COMPOSITION WITH COLOR PLANES 5

PIET MONDRIAN, 1917

Okay, this one's going to mess with you. Pastels. Dusty pink, soft yellow, gray. Clean little rectangles, just floating on a big white field. Pretty. Gentle. Kind of drifting. This is Mondrian. Yeah. That Mondrian. The black-lines-and-primary-colors guy. Before he was that guy, he was this guy. And look how loose it still is. The blocks aren't locked into anything. No black grid pinning them down. They just hang there, soft, like he hasn't decided yet. Because he hasn't. The system's still open. Pastels are still allowed. Same year he paints this, he and a few other Dutch artists start a thing. They call it De Stijl. "The Style." And the ambition is insane when you say it out loud.
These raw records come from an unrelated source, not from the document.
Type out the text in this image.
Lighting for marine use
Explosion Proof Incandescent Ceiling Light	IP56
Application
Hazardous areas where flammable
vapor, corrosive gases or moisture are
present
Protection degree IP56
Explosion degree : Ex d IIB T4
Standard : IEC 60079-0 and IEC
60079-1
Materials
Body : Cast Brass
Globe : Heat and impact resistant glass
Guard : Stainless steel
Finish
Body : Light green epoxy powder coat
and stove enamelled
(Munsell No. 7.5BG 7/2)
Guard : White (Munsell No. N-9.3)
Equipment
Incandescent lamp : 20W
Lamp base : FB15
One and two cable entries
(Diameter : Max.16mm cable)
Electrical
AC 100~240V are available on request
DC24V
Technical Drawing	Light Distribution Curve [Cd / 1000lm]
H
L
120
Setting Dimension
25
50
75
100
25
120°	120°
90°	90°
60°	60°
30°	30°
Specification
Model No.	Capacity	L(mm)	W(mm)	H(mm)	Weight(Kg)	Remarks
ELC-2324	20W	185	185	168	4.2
Not just paintings. Chairs, houses, whole cities, all of it redone clean and modern and right. They're going to redesign the world. From a magazine. But that's the plan. Right now, it's just this. Soft rectangles, breathing on a white page. The friendliest he ever gets. Because in a few years he makes a decision. The pastels go. The floating stops. Hard black lines, three colors, a set of rules he never breaks again. So catch him here, while the door's still open. Before he walks through and locks it behind him.